Data Sharing Statement

Data supporting our finding is available from the corresponding author, GAH, upon reasonable request.

Ethical Approval

The principles of the Helsinki Declaration for medical research involving human subjects and the guidelines of the local institutional review board were followed throughout the study. Ethical approval was obtained from two institutions, Hawassa University Institutional Review Board with reference numbers HUCMHS-IRB 039/14 and HUCMHS-IRB 333/15 (twice due to mandatory periodic renewal of initial vote) and LMU ethical committee vote with the registered project number of 23-0479. The anonymity and privacy of the study participants were maintained throughout the study as it had been promised before data collection.

Acknowledgment

We would like to thank Hawassa University for financially supporting part of the study through a university-wide thematic research fund.

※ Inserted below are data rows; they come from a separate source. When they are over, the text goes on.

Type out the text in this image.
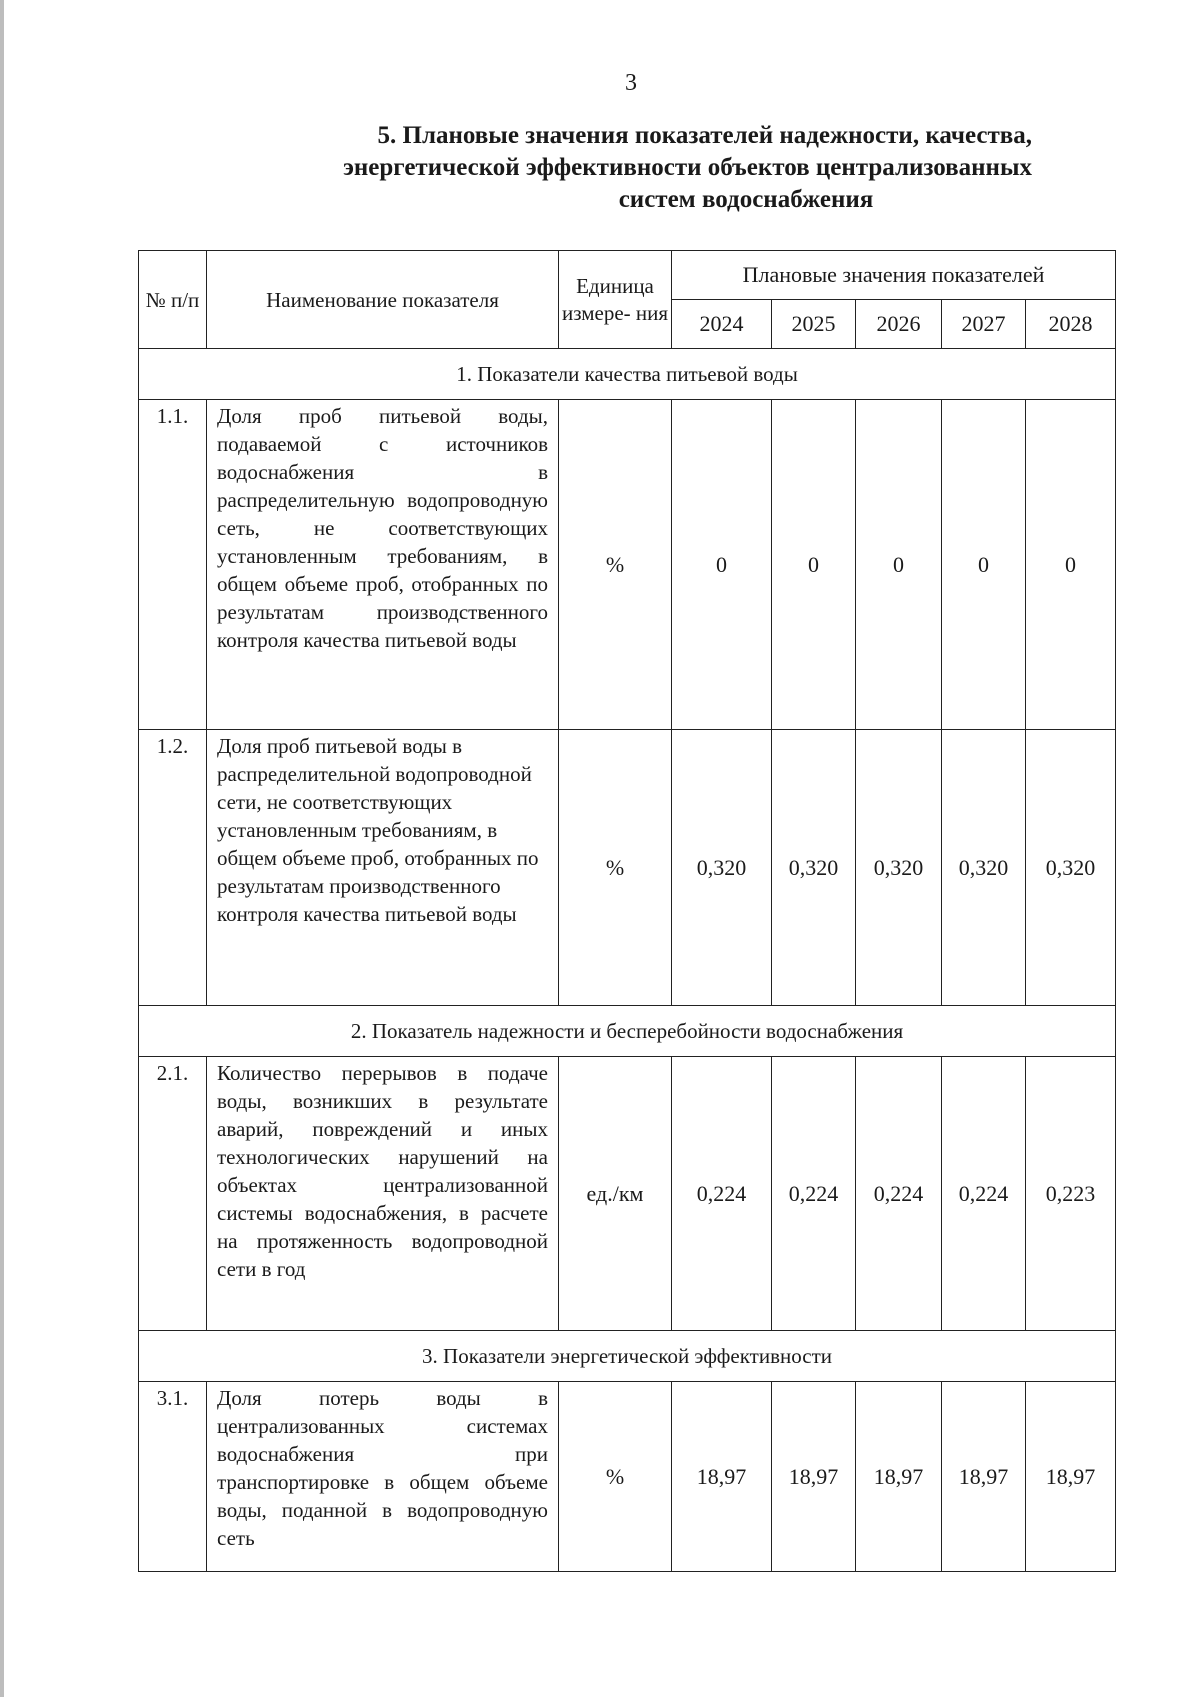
3
5. Плановые значения показателей надежности, качества,
энергетической эффективности объектов централизованных
систем водоснабжения
№ п/п	Наименование показателя	Единица измере- ния	Плановые значения показателей				
			2024	2025	2026	2027	2028
1. Показатели качества питьевой воды							
1.1.	Доля проб питьевой воды, подаваемой с источников водоснабжения в распределительную водопроводную сеть, не соответствующих установленным требованиям, в общем объеме проб, отобранных по результатам производственного контроля качества питьевой воды	%	0	0	0	0	0
1.2.	Доля проб питьевой воды в распределительной водопроводной сети, не соответствующих установленным требованиям, в общем объеме проб, отобранных по результатам производственного контроля качества питьевой воды	%	0,320	0,320	0,320	0,320	0,320
2. Показатель надежности и бесперебойности водоснабжения							
2.1.	Количество перерывов в подаче воды, возникших в результате аварий, повреждений и иных технологических нарушений на объектах централизованной системы водоснабжения, в расчете на протяженность водопроводной сети в год	ед./км	0,224	0,224	0,224	0,224	0,223
3. Показатели энергетической эффективности							
3.1.	Доля потерь воды в централизованных системах водоснабжения при транспортировке в общем объеме воды, поданной в водопроводную сеть	%	18,97	18,97	18,97	18,97	18,97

We are also grateful for our research assistants and interpreters who helped us during data collection, especially, Mirkat Tsegaye, Ejamo Eyamo, Roba Hirpo, and Abdi Shehicho. We also would like to extend our gratitude to the three hospitals for allowing us to collect data, and to patients and their families for willingly participating in the study. Finally, our heartfelt thanks go to the Center for International Health at LMU (CIHLMU) for supporting the first author through CIH.AMEAR scholarship program which covered travel expenses and subsistence during Ph.D. Module Block-II.

Author Contributions

All authors significantly contributed to the work reported; they contributed to various extents during conception, study design, data collection, analysis, interpretation, manuscript drafting, and critically reviewing the article. All authors also agreed on the selected journal, approved all versions of article before submission/decision, and agreed to take responsibilities and be accountable for the contents of the article.

Funding

Please refer to the details in the “Conflict of Interest and Source of Funding” section above.

Disclosure

GAH and SJ have received grants for a thematic research project titled “Assessment of Sidama Traditional Medicine” from the Hawassa University Vice President for Research and Technology Transfer, and part of the fund was used for data collection of the current study.